Hehe, glad I caught it then, and nice review. I bought the book years ago but have never got around to reading it. Might have to give it a shot soon.

Anonymous said...

This is one of those books that stays with you after reading it. I'd be interested in a review of the sequel(s) as I've never read it (them?). Are you planning to do that?

Unknown said...

im a big fan of your site, have been for over a year. you're about the only blogger thats reviewed one of my favorite complete fantasy series a crown of stars. I thought Mythago wood was good but not on a Guy Gavriel Kay level. When will you review his other novels? im of the opinion that he is the king of the genre right now. I have one book to recommend and i think you'd appreciate it: Speaks the nightbird by Robert Mccammon

Adam Whitehead said...

More Kay reviews planned, but not in the near future. I've spent a lot of the summer reviewing older books and there's a number of newer releases I need to get to. The next review will be MYTHAGO WOOD's sequel, LAVONDYSS, however.

The Fantasizer said...

I read Graeme's review of "Mythago wood" a few days ago and having myself read the book a couple of weeks ago I did'nt really agree with his perception of perfection about the book.
It's great and all but you really pick the shortcomings man. The lack of surprise: very true, now that i read your review I remembered how odd I felt that neither Harry nor Stephen quite find their situation discomfitting or odd.
And the timing and circumstances of Christain's demise are certainly far from perfect.
Still a great book, original, unique, different from usual fantasy,time well spent reading!
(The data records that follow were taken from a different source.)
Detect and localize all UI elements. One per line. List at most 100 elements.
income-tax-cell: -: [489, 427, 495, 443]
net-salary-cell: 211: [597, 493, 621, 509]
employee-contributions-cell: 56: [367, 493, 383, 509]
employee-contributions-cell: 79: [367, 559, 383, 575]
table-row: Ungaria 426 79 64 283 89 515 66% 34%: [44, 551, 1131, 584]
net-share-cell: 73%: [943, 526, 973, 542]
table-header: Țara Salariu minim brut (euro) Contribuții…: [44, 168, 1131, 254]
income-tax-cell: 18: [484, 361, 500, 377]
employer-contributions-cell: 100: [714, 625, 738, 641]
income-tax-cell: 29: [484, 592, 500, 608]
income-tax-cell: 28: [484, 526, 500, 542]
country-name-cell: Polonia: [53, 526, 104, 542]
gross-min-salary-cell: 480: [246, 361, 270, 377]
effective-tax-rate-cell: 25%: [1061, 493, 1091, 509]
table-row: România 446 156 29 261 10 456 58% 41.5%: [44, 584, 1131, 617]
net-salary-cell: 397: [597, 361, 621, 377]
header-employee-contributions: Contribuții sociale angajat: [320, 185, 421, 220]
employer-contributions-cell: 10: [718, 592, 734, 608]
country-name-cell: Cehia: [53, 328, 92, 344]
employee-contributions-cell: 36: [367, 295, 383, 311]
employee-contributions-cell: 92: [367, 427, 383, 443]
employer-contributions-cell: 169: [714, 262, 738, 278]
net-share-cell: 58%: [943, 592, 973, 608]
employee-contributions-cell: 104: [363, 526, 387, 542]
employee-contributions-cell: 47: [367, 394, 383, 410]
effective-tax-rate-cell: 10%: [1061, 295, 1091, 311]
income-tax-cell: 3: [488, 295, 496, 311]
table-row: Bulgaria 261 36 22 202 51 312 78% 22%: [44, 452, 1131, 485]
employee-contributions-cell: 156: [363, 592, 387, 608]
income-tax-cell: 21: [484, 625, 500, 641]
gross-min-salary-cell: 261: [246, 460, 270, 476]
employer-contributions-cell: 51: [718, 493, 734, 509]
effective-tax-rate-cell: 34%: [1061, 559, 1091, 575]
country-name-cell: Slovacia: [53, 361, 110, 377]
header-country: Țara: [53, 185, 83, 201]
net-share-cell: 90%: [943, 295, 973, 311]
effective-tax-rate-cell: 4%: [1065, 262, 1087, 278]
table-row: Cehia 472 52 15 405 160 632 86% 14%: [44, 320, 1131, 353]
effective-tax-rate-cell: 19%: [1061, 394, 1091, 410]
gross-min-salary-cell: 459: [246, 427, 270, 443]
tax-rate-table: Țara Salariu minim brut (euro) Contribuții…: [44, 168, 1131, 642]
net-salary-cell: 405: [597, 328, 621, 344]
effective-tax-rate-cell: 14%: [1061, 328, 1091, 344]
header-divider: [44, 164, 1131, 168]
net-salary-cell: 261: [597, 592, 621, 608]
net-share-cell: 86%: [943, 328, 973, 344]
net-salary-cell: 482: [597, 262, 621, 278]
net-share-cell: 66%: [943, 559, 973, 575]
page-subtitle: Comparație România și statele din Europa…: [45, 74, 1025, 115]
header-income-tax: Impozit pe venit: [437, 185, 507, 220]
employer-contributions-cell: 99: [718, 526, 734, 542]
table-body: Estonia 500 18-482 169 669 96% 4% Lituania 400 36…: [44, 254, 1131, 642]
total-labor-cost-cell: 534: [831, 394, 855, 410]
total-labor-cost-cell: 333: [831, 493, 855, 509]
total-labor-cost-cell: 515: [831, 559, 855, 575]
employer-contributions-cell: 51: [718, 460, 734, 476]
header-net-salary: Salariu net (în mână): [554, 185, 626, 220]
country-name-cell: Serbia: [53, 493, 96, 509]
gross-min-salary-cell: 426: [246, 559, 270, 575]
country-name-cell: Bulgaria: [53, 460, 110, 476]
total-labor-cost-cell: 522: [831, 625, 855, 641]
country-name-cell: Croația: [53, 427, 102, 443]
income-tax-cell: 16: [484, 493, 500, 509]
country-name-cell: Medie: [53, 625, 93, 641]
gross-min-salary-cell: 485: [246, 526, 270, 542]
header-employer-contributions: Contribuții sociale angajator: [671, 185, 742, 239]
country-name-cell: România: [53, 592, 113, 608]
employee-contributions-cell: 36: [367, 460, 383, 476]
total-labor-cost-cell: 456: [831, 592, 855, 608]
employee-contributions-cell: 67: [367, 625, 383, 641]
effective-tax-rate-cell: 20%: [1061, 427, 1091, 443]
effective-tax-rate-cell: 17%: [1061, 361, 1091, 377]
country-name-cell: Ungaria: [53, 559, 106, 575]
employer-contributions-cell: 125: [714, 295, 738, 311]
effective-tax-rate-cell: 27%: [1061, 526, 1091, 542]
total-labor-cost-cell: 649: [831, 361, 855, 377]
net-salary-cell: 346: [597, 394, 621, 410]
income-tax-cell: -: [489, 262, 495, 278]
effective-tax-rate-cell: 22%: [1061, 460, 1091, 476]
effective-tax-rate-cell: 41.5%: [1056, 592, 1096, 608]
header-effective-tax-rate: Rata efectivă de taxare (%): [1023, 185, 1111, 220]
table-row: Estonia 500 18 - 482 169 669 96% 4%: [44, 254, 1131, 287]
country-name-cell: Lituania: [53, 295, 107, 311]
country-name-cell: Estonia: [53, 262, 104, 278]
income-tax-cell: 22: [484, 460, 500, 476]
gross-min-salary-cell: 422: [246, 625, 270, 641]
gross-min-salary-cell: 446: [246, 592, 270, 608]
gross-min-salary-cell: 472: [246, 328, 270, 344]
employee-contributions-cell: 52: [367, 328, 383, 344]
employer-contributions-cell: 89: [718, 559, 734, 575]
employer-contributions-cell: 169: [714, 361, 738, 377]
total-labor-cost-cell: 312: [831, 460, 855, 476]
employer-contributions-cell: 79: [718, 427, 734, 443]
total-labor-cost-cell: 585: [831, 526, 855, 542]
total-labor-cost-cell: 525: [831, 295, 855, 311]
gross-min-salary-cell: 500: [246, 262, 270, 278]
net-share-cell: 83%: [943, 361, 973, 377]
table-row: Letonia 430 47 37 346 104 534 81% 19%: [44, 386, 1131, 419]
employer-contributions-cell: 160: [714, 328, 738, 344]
Jacob @ Drying Ink said...

Yeah, I really should give this one a go. It's been sitting with me for weeks, now. Argh :P

Anonymous said...

Love the site Adam, it has become an addiction of mine to look at it every day, so thank you for your work.

Just finished Mythago wood and can't really make up my mind about it. I liked it but i am not gushing with praise for it (same as Avatar really). It suprised me as I share your opinion on most of the books you've reveiwed and the TV series for that matter. Maybe, it was because I read it sporadically over the Christmas period and never allowed the story to flow.

Incidentally, I second the Robert McCammon recommendation. Great book.